The assessment, referred to as a Facility Condition Index (FCI), does not include all conceivable costs in the retrofitting of an entire health care facility but does take into account the physical condition of the facility as well as the condition and age of its various mechanical, electrical, plumbing systems.

The value of the assessment will be its use as a planning tool for IH and the WKBRHD in determining future capital projects to upgrade and maintain the facility.
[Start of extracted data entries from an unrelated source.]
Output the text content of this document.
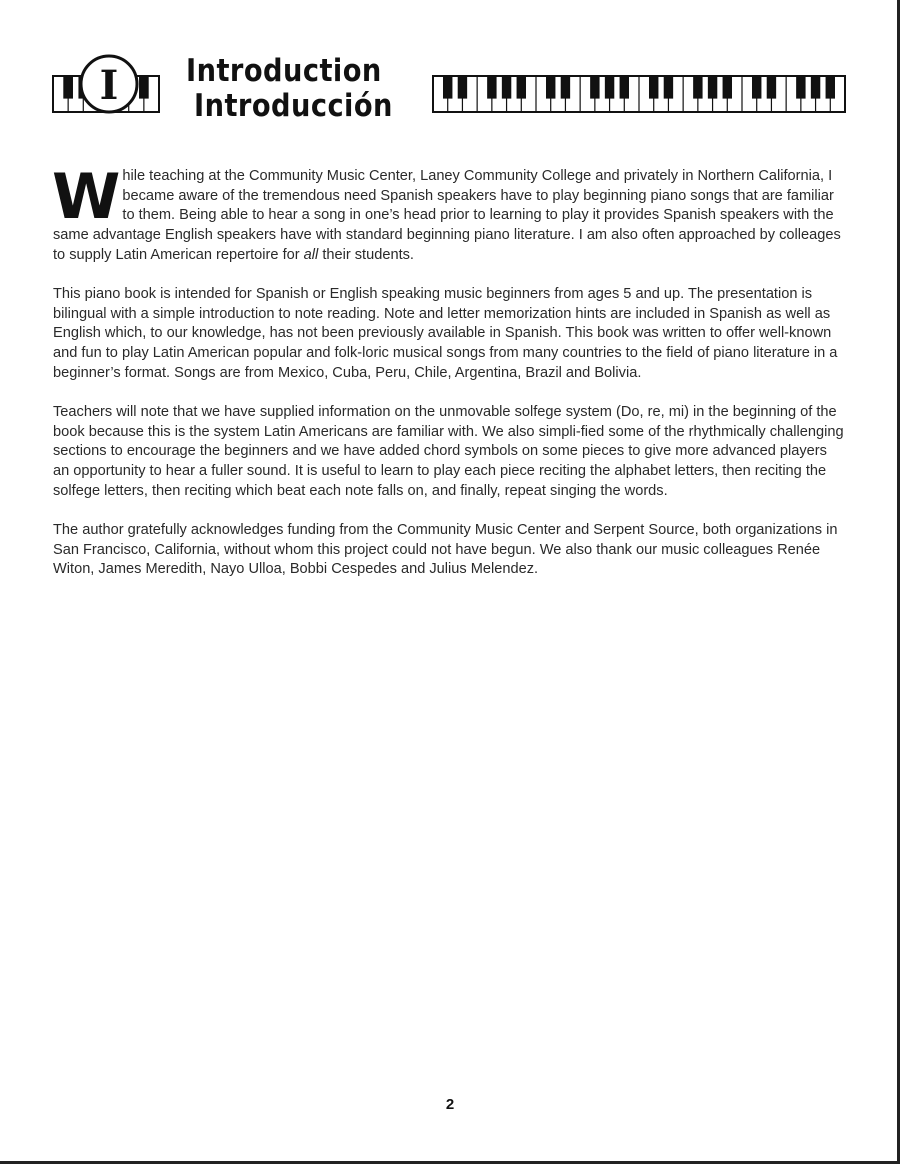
I Introduction
Introducción

While teaching at the Community Music Center, Laney Community College and privately in Northern California, I became aware of the tremendous need Spanish speakers have to play beginning piano songs that are familiar to them. Being able to hear a song in one’s head prior to learning to play it provides Spanish speakers with the same advantage English speakers have with standard beginning piano literature. I am also often approached by colleages to supply Latin American repertoire for all their students.

This piano book is intended for Spanish or English speaking music beginners from ages 5 and up. The presentation is bilingual with a simple introduction to note reading. Note and letter memorization hints are included in Spanish as well as English which, to our knowledge, has not been previously available in Spanish. This book was written to offer well-known and fun to play Latin American popular and folk-loric musical songs from many countries to the field of piano literature in a beginner’s format. Songs are from Mexico, Cuba, Peru, Chile, Argentina, Brazil and Bolivia.

Teachers will note that we have supplied information on the unmovable solfege system (Do, re, mi) in the beginning of the book because this is the system Latin Americans are familiar with. We also simpli-fied some of the rhythmically challenging sections to encourage the beginners and we have added chord symbols on some pieces to give more advanced players an opportunity to hear a fuller sound. It is useful to learn to play each piece reciting the alphabet letters, then reciting the solfege letters, then reciting which beat each note falls on, and finally, repeat singing the words.

The author gratefully acknowledges funding from the Community Music Center and Serpent Source, both organizations in San Francisco, California, without whom this project could not have begun. We also thank our music colleagues Renée Witon, James Meredith, Nayo Ulloa, Bobbi Cespedes and Julius Melendez.

2
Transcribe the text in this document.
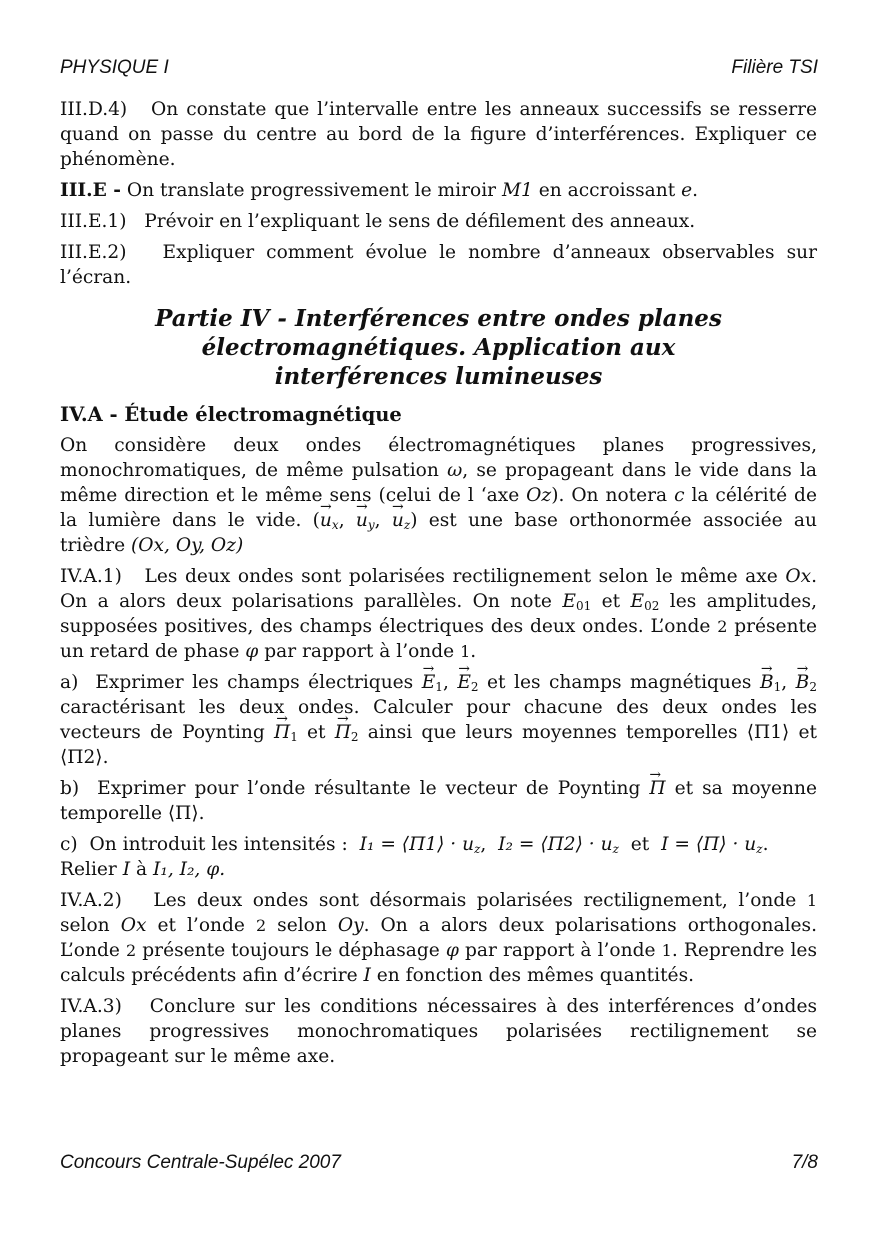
PHYSIQUE I	Filière TSI

III.D.4) On constate que l’intervalle entre les anneaux successifs se resserre quand on passe du centre au bord de la figure d’interférences. Expliquer ce phénomène.

III.E - On translate progressivement le miroir M1 en accroissant e.

III.E.1) Prévoir en l’expliquant le sens de défilement des anneaux.

III.E.2) Expliquer comment évolue le nombre d’anneaux observables sur l’écran.

Partie IV - Interférences entre ondes planes
électromagnétiques. Application aux
interférences lumineuses
IV.A - Étude électromagnétique

On considère deux ondes électromagnétiques planes progressives, monochromatiques, de même pulsation ω, se propageant dans le vide dans la même direction et le même sens (celui de l ‘axe Oz). On notera c la célérité de la lumière dans le vide. (→ $u_x$, → $u_y$, → $u_z$) est une base orthonormée associée au trièdre (Ox, Oy, Oz)

IV.A.1) Les deux ondes sont polarisées rectilignement selon le même axe Ox. On a alors deux polarisations parallèles. On note $E_{01}$ et $E_{02}$ les amplitudes, supposées positives, des champs électriques des deux ondes. L’onde 2 présente un retard de phase φ par rapport à l’onde 1.

a) Exprimer les champs électriques → $E_1$, → $E_2$ et les champs magnétiques → $B_1$, → $B_2$ caractérisant les deux ondes. Calculer pour chacune des deux ondes les vecteurs de Poynting → $\Pi_1$ et → $\Pi_2$ ainsi que leurs moyennes temporelles ⟨Π1⟩ et ⟨Π2⟩.

b) Exprimer pour l’onde résultante le vecteur de Poynting → Π et sa moyenne temporelle ⟨Π⟩.

c) On introduit les intensités : I₁ = ⟨Π1⟩ · $u_z$,  I₂ = ⟨Π2⟩ · $u_z$ et I = ⟨Π⟩ · $u_z$.
Relier I à I₁, I₂, φ.

IV.A.2) Les deux ondes sont désormais polarisées rectilignement, l’onde 1 selon Ox et l’onde 2 selon Oy. On a alors deux polarisations orthogonales. L’onde 2 présente toujours le déphasage φ par rapport à l’onde 1. Reprendre les calculs précédents afin d’écrire I en fonction des mêmes quantités.

IV.A.3) Conclure sur les conditions nécessaires à des interférences d’ondes planes progressives monochromatiques polarisées rectilignement se propageant sur le même axe.

Concours Centrale-Supélec 2007	7/8
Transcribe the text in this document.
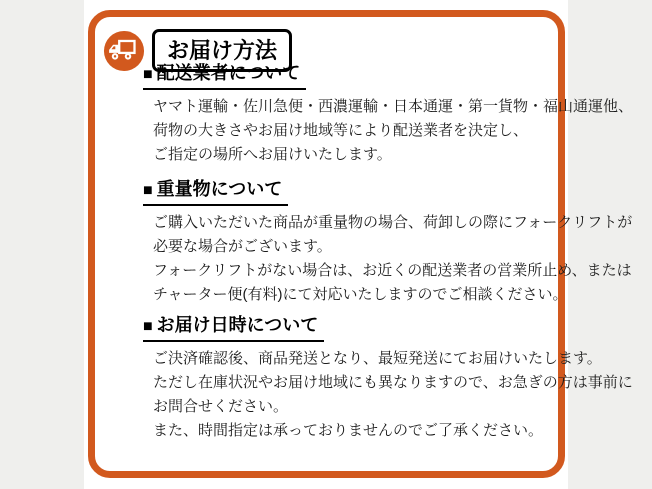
お届け方法
■ 配送業者について
ヤマト運輸・佐川急便・西濃運輸・日本通運・第一貨物・福山通運他、
荷物の大きさやお届け地域等により配送業者を決定し、
ご指定の場所へお届けいたします。
■ 重量物について
ご購入いただいた商品が重量物の場合、荷卸しの際にフォークリフトが
必要な場合がございます。
フォークリフトがない場合は、お近くの配送業者の営業所止め、または
チャーター便(有料)にて対応いたしますのでご相談ください。
■ お届け日時について
ご決済確認後、商品発送となり、最短発送にてお届けいたします。
ただし在庫状況やお届け地域にも異なりますので、お急ぎの方は事前に
お問合せください。
また、時間指定は承っておりませんのでご了承ください。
“This is similar to a 2003 report that was used for capital planning in the past,” said Ingrid Hampf, acute care area director. “The new version updates facilities information, upgrades, status, bricks and mortar.”

In the 10-year period following the last assessment approximately $10.5 million was spent on capital projects and $19.4 million on capital equipment at KBRH.

However, Hampf stressed that the condition of the various facilities was not the only factor in determining capital projects for the health care authority.

“This is only one of 11 pieces of information that IHA and the province uses in planning,” she said. “A major driver is around the projected demand for the services that the facility offers in the future, what programs need to function, the needs for clinicians in the area. You can’t read too much into one report.”

The planning process for determining capital projects is established as a joint venture between IHA and the WKBRHD with the hospital district paying for 40 per cent of the projects and the provincial government and hospital foundations covering the remaining 60 per cent.

“The foundations are great players,” said Hampf. “All the donors in the communities help to purchase equipment needed at the facilities.”

But while much has been made of the dollars, not much has been said of the years.

With the exception of the Arrow Lakes Hospital in Nakusp all of the major health care facilities in the region; Boundary Hospital in Grand Forks, KBRH in Trail, Kootenay Lake District Hospital in Nelson, and the Castlegar and District Community Health Centre are between 50 and 60 years old.

Although KBRH, being the largest facility in the region and one of the oldest at 60 years young, does carry a substantial price tag for upgrades to bring it to “as new” status, the same can be said for every other facility in the district.

“It does take a lot of investment to keep facilities in shape,” said Hampf. “But we had a similar report in 2003 and we’re still here.”